In Campeche there was the rule not to serve alcohol without appropriate food, and in Merida the rule is that no more than two people may sit on a park bench.  Cunningly enforced by some strategically placed pot plants.

Returning to the tour rendezvous point at the town hall, a dozen or so people, each with a suspiciously rectangular package concealed in their bags, have gathered.

Victor tells us Merida is built on five pyramids. The town square is a little higher than its surroundings. The rest of it and the other four Maya mounds provided handy building stone for the arcaded offices, conquerors’ palaces and the cathedral of St Peter and St Paul, patron saints of vandalism. Victor takes us around the square and that’s the tour. The cathedral has a long siesta so with no sisal museum that’s it for your earnest seekers after knowledge.

Sid would like a sewn leather belt to replace the current edition which is now 60% leather and 40% sweat. A visit to the city market hall finds many gaily embroidered shirts and slippers. There are tools and hardware. This is a locals’ show. The belts are sad, cheaply riveted things. Doris looks for a ‘phone bag but nothing quite suits. If only we had wanted gaily embroidered velvet slippers.

We also spot a shop selling fantasy gaming models which seems to have a somewhat broader definition of fantasy than is traditional in the Anglo-Saxon world.

The walk home is broken up with ice cream and a visit to a coffee nerds’ cafe. Sid and Doris declare that it would be a shame to waste the comforts of the Secret Palace so idle away the afternoon with books, magazines, splashing about in the pool and lying in the warm shade. Then a little diary writing.

The afternoon storm is late, coming in at about 6.30, but coming in so fierce that the stairs from our first floor bedroom down to the pool and sitting area are a marble waterfall.

The rain is persisting so we have a taxi take us to Plaza Santa Lucia for the array of tourist restaurants, wanting a change from Yucatan specials.

We chose the French Fusion Bistro and an excellent salmon salad. The experience was then somewhat and later utterly marred on two counts. One: when the bill comes we have been charged £7.60p for a bottle of sparkling water. A nasty little trap and very, very untypical of the whole of the rest of our Mexican experience; who asks the price when asking for a bottle of water? Two: later that night we both have more runs than Mo Farah. [Is this TMI? – D.]  Sid’s carefully considered Trip Adviser review will be coming to a screen near Merida quite soon.

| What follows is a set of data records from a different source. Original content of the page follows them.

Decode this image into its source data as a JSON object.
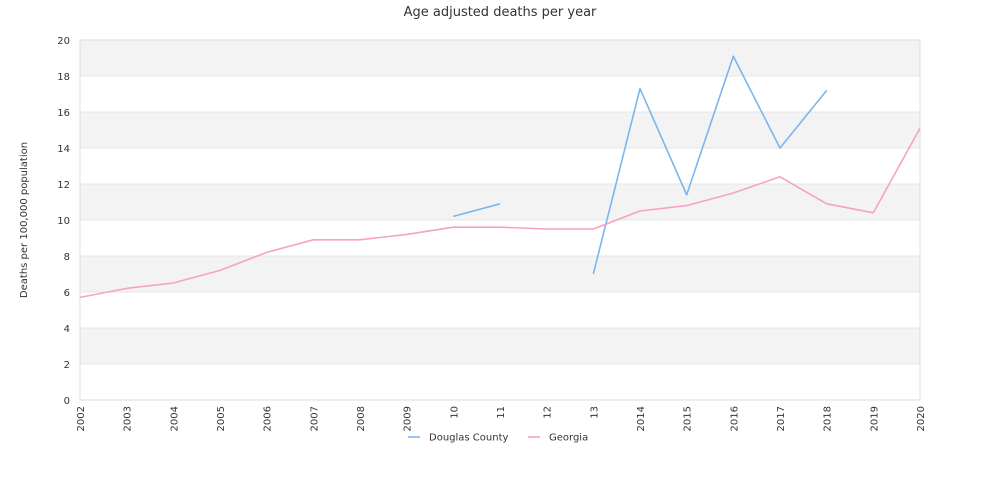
{
  "chart_data": {
    "type": "line",
    "title": "Age adjusted deaths per year",
    "xlabel": "",
    "ylabel": "Deaths per 100,000 population",
    "x": [
      "2002",
      "2003",
      "2004",
      "2005",
      "2006",
      "2007",
      "2008",
      "2009",
      "2010",
      "2011",
      "2012",
      "2013",
      "2014",
      "2015",
      "2016",
      "2017",
      "2018",
      "2019",
      "2020"
    ],
    "x_tick_labels": [
      "2002",
      "2003",
      "2004",
      "2005",
      "2006",
      "2007",
      "2008",
      "2009",
      "10",
      "11",
      "12",
      "13",
      "2014",
      "2015",
      "2016",
      "2017",
      "2018",
      "2019",
      "2020"
    ],
    "ylim": [
      0,
      20
    ],
    "y_ticks": [
      0,
      2,
      4,
      6,
      8,
      10,
      12,
      14,
      16,
      18,
      20
    ],
    "grid": true,
    "legend_position": "bottom",
    "series": [
      {
        "name": "Douglas County",
        "color": "#7cb5ec",
        "values": [
          null,
          null,
          null,
          null,
          null,
          null,
          null,
          null,
          10.2,
          10.9,
          null,
          7.0,
          17.3,
          11.4,
          19.1,
          14.0,
          17.2,
          null,
          null
        ]
      },
      {
        "name": "Georgia",
        "color": "#f7a1c4",
        "values": [
          5.7,
          6.2,
          6.5,
          7.2,
          8.2,
          8.9,
          8.9,
          9.2,
          9.6,
          9.6,
          9.5,
          9.5,
          10.5,
          10.8,
          11.5,
          12.4,
          10.9,
          10.4,
          15.1
        ]
      }
    ]
  }
}
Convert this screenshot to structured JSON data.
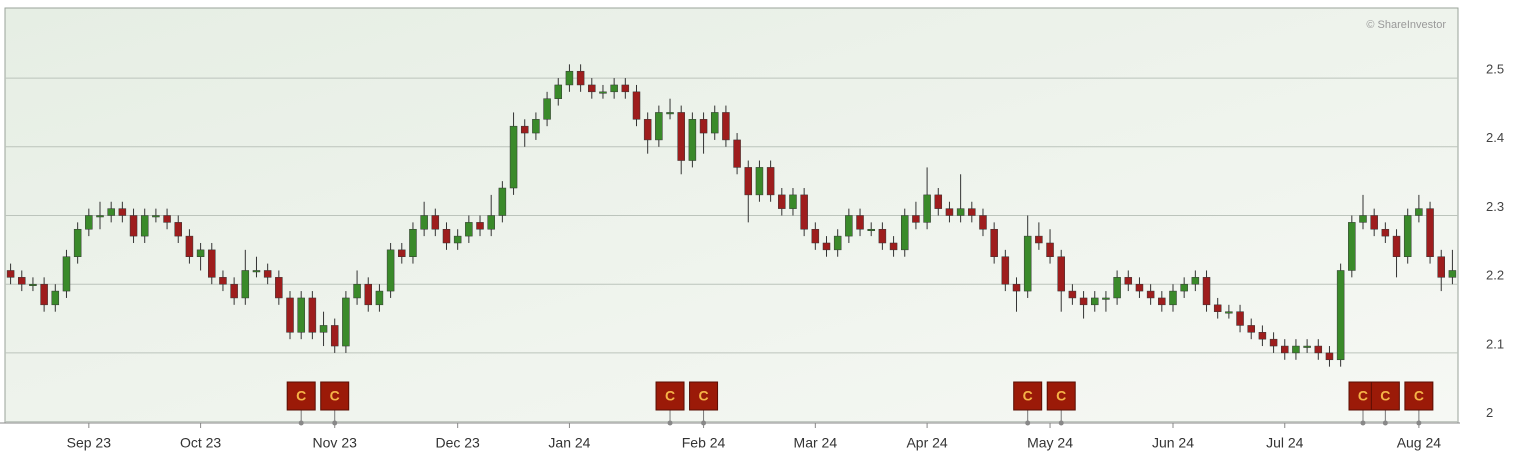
{
  "chart_data": {
    "type": "candlestick",
    "source": "© ShareInvestor",
    "up_color": "#3a8a2a",
    "down_color": "#9e1d1d",
    "grid": true,
    "ylim": [
      1.998,
      2.602
    ],
    "yticks": [
      2,
      2.1,
      2.2,
      2.3,
      2.4,
      2.5
    ],
    "categories": [
      null,
      null,
      null,
      null,
      null,
      null,
      null,
      "Sep 23",
      null,
      null,
      null,
      null,
      null,
      null,
      null,
      null,
      null,
      "Oct 23",
      null,
      null,
      null,
      null,
      null,
      null,
      null,
      null,
      null,
      null,
      null,
      "Nov 23",
      null,
      null,
      null,
      null,
      null,
      null,
      null,
      null,
      null,
      null,
      "Dec 23",
      null,
      null,
      null,
      null,
      null,
      null,
      null,
      null,
      null,
      "Jan 24",
      null,
      null,
      null,
      null,
      null,
      null,
      null,
      null,
      null,
      null,
      null,
      "Feb 24",
      null,
      null,
      null,
      null,
      null,
      null,
      null,
      null,
      null,
      "Mar 24",
      null,
      null,
      null,
      null,
      null,
      null,
      null,
      null,
      null,
      "Apr 24",
      null,
      null,
      null,
      null,
      null,
      null,
      null,
      null,
      null,
      null,
      "May 24",
      null,
      null,
      null,
      null,
      null,
      null,
      null,
      null,
      null,
      null,
      "Jun 24",
      null,
      null,
      null,
      null,
      null,
      null,
      null,
      null,
      null,
      "Jul 24",
      null,
      null,
      null,
      null,
      null,
      null,
      null,
      null,
      null,
      null,
      null,
      "Aug 24",
      null,
      null,
      null
    ],
    "events": [
      null,
      null,
      null,
      null,
      null,
      null,
      null,
      null,
      null,
      null,
      null,
      null,
      null,
      null,
      null,
      null,
      null,
      null,
      null,
      null,
      null,
      null,
      null,
      null,
      null,
      null,
      "C",
      null,
      null,
      "C",
      null,
      null,
      null,
      null,
      null,
      null,
      null,
      null,
      null,
      null,
      null,
      null,
      null,
      null,
      null,
      null,
      null,
      null,
      null,
      null,
      null,
      null,
      null,
      null,
      null,
      null,
      null,
      null,
      null,
      "C",
      null,
      null,
      "C",
      null,
      null,
      null,
      null,
      null,
      null,
      null,
      null,
      null,
      null,
      null,
      null,
      null,
      null,
      null,
      null,
      null,
      null,
      null,
      null,
      null,
      null,
      null,
      null,
      null,
      null,
      null,
      null,
      "C",
      null,
      null,
      "C",
      null,
      null,
      null,
      null,
      null,
      null,
      null,
      null,
      null,
      null,
      null,
      null,
      null,
      null,
      null,
      null,
      null,
      null,
      null,
      null,
      null,
      null,
      null,
      null,
      null,
      null,
      "C",
      null,
      "C",
      null,
      null,
      "C",
      null,
      null,
      null
    ],
    "candles": [
      [
        2.22,
        2.23,
        2.2,
        2.21
      ],
      [
        2.21,
        2.22,
        2.19,
        2.2
      ],
      [
        2.2,
        2.21,
        2.19,
        2.2
      ],
      [
        2.2,
        2.21,
        2.16,
        2.17
      ],
      [
        2.17,
        2.2,
        2.16,
        2.19
      ],
      [
        2.19,
        2.25,
        2.18,
        2.24
      ],
      [
        2.24,
        2.29,
        2.23,
        2.28
      ],
      [
        2.28,
        2.31,
        2.27,
        2.3
      ],
      [
        2.3,
        2.32,
        2.28,
        2.3
      ],
      [
        2.3,
        2.32,
        2.29,
        2.31
      ],
      [
        2.31,
        2.32,
        2.29,
        2.3
      ],
      [
        2.3,
        2.31,
        2.26,
        2.27
      ],
      [
        2.27,
        2.31,
        2.26,
        2.3
      ],
      [
        2.3,
        2.31,
        2.29,
        2.3
      ],
      [
        2.3,
        2.31,
        2.28,
        2.29
      ],
      [
        2.29,
        2.3,
        2.26,
        2.27
      ],
      [
        2.27,
        2.28,
        2.23,
        2.24
      ],
      [
        2.24,
        2.26,
        2.22,
        2.25
      ],
      [
        2.25,
        2.26,
        2.2,
        2.21
      ],
      [
        2.21,
        2.22,
        2.19,
        2.2
      ],
      [
        2.2,
        2.21,
        2.17,
        2.18
      ],
      [
        2.18,
        2.25,
        2.17,
        2.22
      ],
      [
        2.22,
        2.24,
        2.21,
        2.22
      ],
      [
        2.22,
        2.23,
        2.2,
        2.21
      ],
      [
        2.21,
        2.22,
        2.17,
        2.18
      ],
      [
        2.18,
        2.19,
        2.12,
        2.13
      ],
      [
        2.13,
        2.19,
        2.12,
        2.18
      ],
      [
        2.18,
        2.19,
        2.12,
        2.13
      ],
      [
        2.13,
        2.16,
        2.11,
        2.14
      ],
      [
        2.14,
        2.15,
        2.1,
        2.11
      ],
      [
        2.11,
        2.19,
        2.1,
        2.18
      ],
      [
        2.18,
        2.22,
        2.17,
        2.2
      ],
      [
        2.2,
        2.21,
        2.16,
        2.17
      ],
      [
        2.17,
        2.2,
        2.16,
        2.19
      ],
      [
        2.19,
        2.26,
        2.18,
        2.25
      ],
      [
        2.25,
        2.26,
        2.23,
        2.24
      ],
      [
        2.24,
        2.29,
        2.23,
        2.28
      ],
      [
        2.28,
        2.32,
        2.27,
        2.3
      ],
      [
        2.3,
        2.31,
        2.27,
        2.28
      ],
      [
        2.28,
        2.29,
        2.25,
        2.26
      ],
      [
        2.26,
        2.28,
        2.25,
        2.27
      ],
      [
        2.27,
        2.3,
        2.26,
        2.29
      ],
      [
        2.29,
        2.3,
        2.27,
        2.28
      ],
      [
        2.28,
        2.33,
        2.27,
        2.3
      ],
      [
        2.3,
        2.35,
        2.29,
        2.34
      ],
      [
        2.34,
        2.45,
        2.33,
        2.43
      ],
      [
        2.43,
        2.44,
        2.4,
        2.42
      ],
      [
        2.42,
        2.45,
        2.41,
        2.44
      ],
      [
        2.44,
        2.48,
        2.43,
        2.47
      ],
      [
        2.47,
        2.5,
        2.46,
        2.49
      ],
      [
        2.49,
        2.52,
        2.48,
        2.51
      ],
      [
        2.51,
        2.52,
        2.48,
        2.49
      ],
      [
        2.49,
        2.5,
        2.47,
        2.48
      ],
      [
        2.48,
        2.49,
        2.47,
        2.48
      ],
      [
        2.48,
        2.5,
        2.47,
        2.49
      ],
      [
        2.49,
        2.5,
        2.47,
        2.48
      ],
      [
        2.48,
        2.49,
        2.43,
        2.44
      ],
      [
        2.44,
        2.45,
        2.39,
        2.41
      ],
      [
        2.41,
        2.46,
        2.4,
        2.45
      ],
      [
        2.45,
        2.47,
        2.44,
        2.45
      ],
      [
        2.45,
        2.46,
        2.36,
        2.38
      ],
      [
        2.38,
        2.45,
        2.37,
        2.44
      ],
      [
        2.44,
        2.45,
        2.39,
        2.42
      ],
      [
        2.42,
        2.46,
        2.41,
        2.45
      ],
      [
        2.45,
        2.46,
        2.4,
        2.41
      ],
      [
        2.41,
        2.42,
        2.36,
        2.37
      ],
      [
        2.37,
        2.38,
        2.29,
        2.33
      ],
      [
        2.33,
        2.38,
        2.32,
        2.37
      ],
      [
        2.37,
        2.38,
        2.32,
        2.33
      ],
      [
        2.33,
        2.34,
        2.3,
        2.31
      ],
      [
        2.31,
        2.34,
        2.3,
        2.33
      ],
      [
        2.33,
        2.34,
        2.27,
        2.28
      ],
      [
        2.28,
        2.29,
        2.25,
        2.26
      ],
      [
        2.26,
        2.27,
        2.24,
        2.25
      ],
      [
        2.25,
        2.28,
        2.24,
        2.27
      ],
      [
        2.27,
        2.31,
        2.26,
        2.3
      ],
      [
        2.3,
        2.31,
        2.27,
        2.28
      ],
      [
        2.28,
        2.29,
        2.27,
        2.28
      ],
      [
        2.28,
        2.29,
        2.25,
        2.26
      ],
      [
        2.26,
        2.27,
        2.24,
        2.25
      ],
      [
        2.25,
        2.31,
        2.24,
        2.3
      ],
      [
        2.3,
        2.32,
        2.28,
        2.29
      ],
      [
        2.29,
        2.37,
        2.28,
        2.33
      ],
      [
        2.33,
        2.34,
        2.3,
        2.31
      ],
      [
        2.31,
        2.32,
        2.29,
        2.3
      ],
      [
        2.3,
        2.36,
        2.29,
        2.31
      ],
      [
        2.31,
        2.32,
        2.29,
        2.3
      ],
      [
        2.3,
        2.31,
        2.27,
        2.28
      ],
      [
        2.28,
        2.29,
        2.23,
        2.24
      ],
      [
        2.24,
        2.25,
        2.19,
        2.2
      ],
      [
        2.2,
        2.21,
        2.16,
        2.19
      ],
      [
        2.19,
        2.3,
        2.18,
        2.27
      ],
      [
        2.27,
        2.29,
        2.25,
        2.26
      ],
      [
        2.26,
        2.28,
        2.23,
        2.24
      ],
      [
        2.24,
        2.25,
        2.16,
        2.19
      ],
      [
        2.19,
        2.2,
        2.17,
        2.18
      ],
      [
        2.18,
        2.19,
        2.15,
        2.17
      ],
      [
        2.17,
        2.19,
        2.16,
        2.18
      ],
      [
        2.18,
        2.19,
        2.16,
        2.18
      ],
      [
        2.18,
        2.22,
        2.17,
        2.21
      ],
      [
        2.21,
        2.22,
        2.19,
        2.2
      ],
      [
        2.2,
        2.21,
        2.18,
        2.19
      ],
      [
        2.19,
        2.2,
        2.17,
        2.18
      ],
      [
        2.18,
        2.19,
        2.16,
        2.17
      ],
      [
        2.17,
        2.2,
        2.16,
        2.19
      ],
      [
        2.19,
        2.21,
        2.18,
        2.2
      ],
      [
        2.2,
        2.22,
        2.19,
        2.21
      ],
      [
        2.21,
        2.22,
        2.16,
        2.17
      ],
      [
        2.17,
        2.18,
        2.15,
        2.16
      ],
      [
        2.16,
        2.17,
        2.15,
        2.16
      ],
      [
        2.16,
        2.17,
        2.13,
        2.14
      ],
      [
        2.14,
        2.15,
        2.12,
        2.13
      ],
      [
        2.13,
        2.14,
        2.11,
        2.12
      ],
      [
        2.12,
        2.13,
        2.1,
        2.11
      ],
      [
        2.11,
        2.12,
        2.09,
        2.1
      ],
      [
        2.1,
        2.12,
        2.09,
        2.11
      ],
      [
        2.11,
        2.12,
        2.1,
        2.11
      ],
      [
        2.11,
        2.12,
        2.09,
        2.1
      ],
      [
        2.1,
        2.11,
        2.08,
        2.09
      ],
      [
        2.09,
        2.23,
        2.08,
        2.22
      ],
      [
        2.22,
        2.3,
        2.21,
        2.29
      ],
      [
        2.29,
        2.33,
        2.28,
        2.3
      ],
      [
        2.3,
        2.31,
        2.27,
        2.28
      ],
      [
        2.28,
        2.29,
        2.26,
        2.27
      ],
      [
        2.27,
        2.28,
        2.21,
        2.24
      ],
      [
        2.24,
        2.31,
        2.23,
        2.3
      ],
      [
        2.3,
        2.33,
        2.29,
        2.31
      ],
      [
        2.31,
        2.32,
        2.23,
        2.24
      ],
      [
        2.24,
        2.25,
        2.19,
        2.21
      ],
      [
        2.21,
        2.25,
        2.2,
        2.22
      ]
    ]
  }
}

After dinner and dark [but before the TMI – D – I thought you’d care to know that] the rain still fell. The streets still brimmed, and with kerbs often 8-10″ high and broken street surfaces this would mean rolled-up trouser legs and wading through deep dark nastiness to get home. No taxis cruised.
Walking around the square we saw a couple of very wet horse drawn tourist caleches, which usually take a fixed tour route. Doris asked if they would go off piste and do a taxi trip by showing the caballero the route on her phone and looking damply winsome.
An extremely reasonable price was agreed (oddly, the same price as the bottle of fizzy water), Sid helped the caballero tip the rain off the carriage’s makeshift roof and the horse carefully picked its four-legged way through the deep dark nastiness. Top thinking, Doris. Home, and dry.